- I unfortunately had to timebox my work, so not everything is done. Some decisions were taken to work faster, some decisions were taken to highlight some skills.
- I worked with TDD on the search part, but I did not focus much on the read part.
- The ingestion of the CSV should have been handled with a CRON job or springBatch. I created a small endpoint to trigger the ingestion instead, for the sake of getting it done quicker.
- I do not believe that such an API would be a good datawarehouse if I was relying on multiple SQL queries covering all different possibilities. If we increase the number of metrics, or the number of dimensions, the number of possibilities grows exponentially. That is why I decided to build a query builder.
- A better solution would have been using either some kind of SQL/HQL/QueryDSL builder for grouping as well. But as I chose to go for JPA Specifications, it was becoming a mess to do it quickly. Also, grouping on the server side and not the DB side helped highlighting some groovy skills. It is however not how this should be developed in a company.
- in a better solution, the selection of which metric should be returned would be handled by the actual DB request, not in the service layer. I decided to always add the CTR for the time being.
- this whole solution is missing a lot the point of a datawarehouse, which is supposed to handle very fast queries on large amounts of data, partly with the use of projections. I only ingested the data in a h2 database, without creating actual projections in the database (such as obvious grouping per day or month, obvious grouping by regular dimensions)
- the h2 console is available for the sake of this exercise, but should never be available on PROD
- execute at the root of the project:
./gradlew bootrun
- trigger the ingestion of the csv file (this part can take a moment)

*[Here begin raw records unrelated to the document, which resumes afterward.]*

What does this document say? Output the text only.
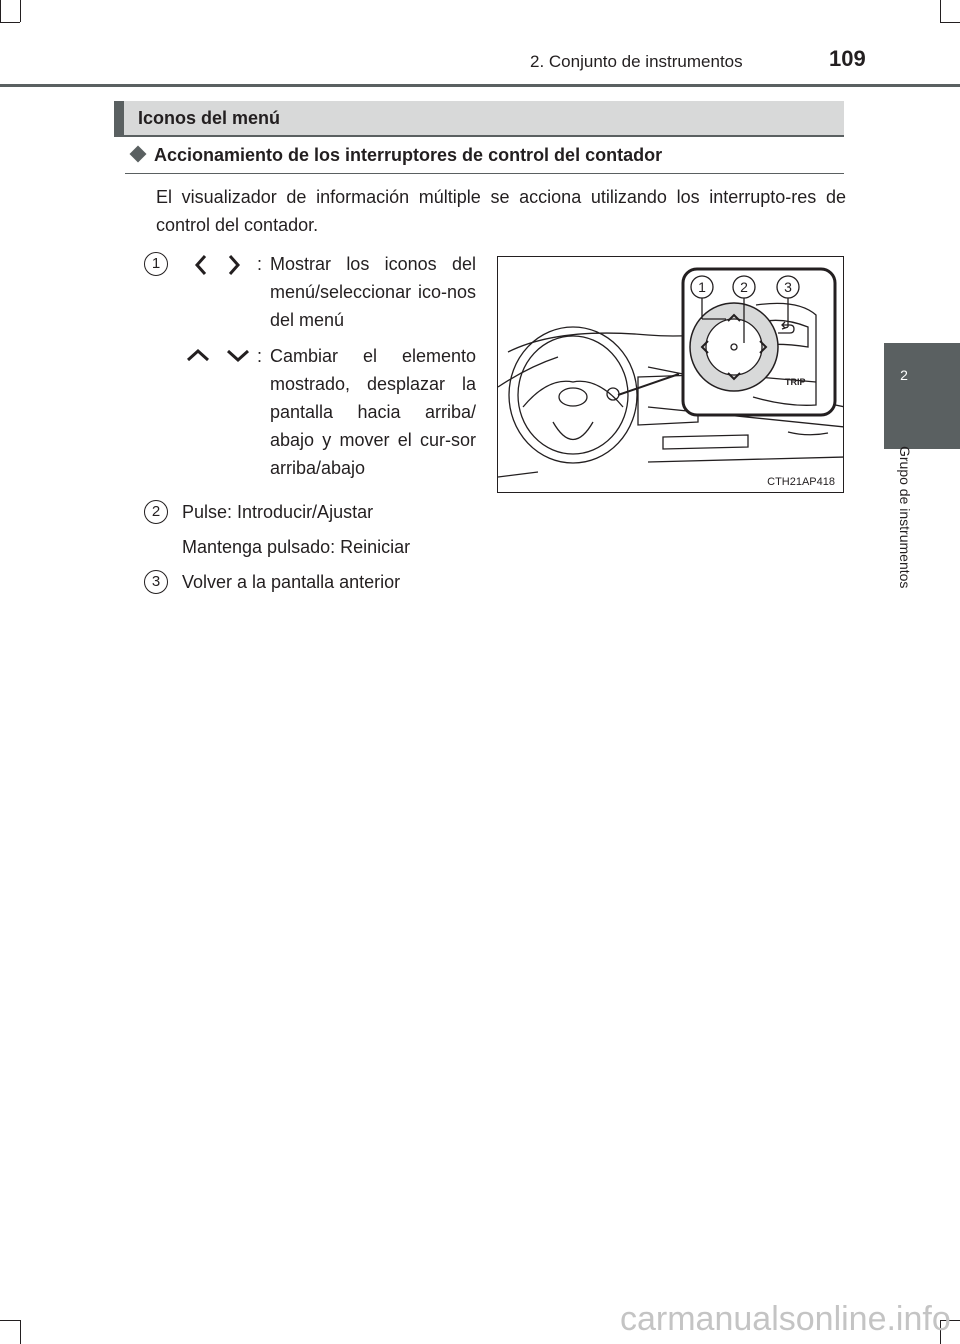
2. Conjunto de instrumentos	109
2
Grupo de instrumentos
Iconos del menú
Accionamiento de los interruptores de control del contador
El visualizador de información múltiple se acciona utilizando los interrupto-res de control del contador.
1	: Mostrar los iconos del menú/seleccionar ico-nos del menú
: Cambiar el elemento mostrado, desplazar la pantalla hacia arriba/ abajo y mover el cur-sor arriba/abajo
2	Pulse: Introducir/Ajustar
Mantenga pulsado: Reiniciar
3	Volver a la pantalla anterior
TRIP
1 2	3
CTH21AP418
carmanualsonline.info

curl -v -X POST localhost:8080/read
- verify that everything is in the database with the H2 console (Check parameters in application.properties)
- query without grouping
curl -v -X POST localhost:8080/search -H "Content-Type: application/json" -d '{"metrics":["CLICKS", "IMPRESSIONS", "CTR"], "filters":[{"dimension":"DATASOURCE", "value":"Google Ads"}, {"dimension":"CAMPAIGN", "value":"GDN_Retargeting"}]}'
- query with grouping
curl -v -X POST localhost:8080/search -H "Content-Type: application/json" -d '{"metrics":["CLICKS", "IMPRESSIONS", "CTR"], "groupingBy":"CAMPAIGN", "filters":[{"dimension":"DATASOURCE", "value":"Google Ads"}, {"dimension":"CAMPAIGN", "value":"GDN_Retargeting"}]}'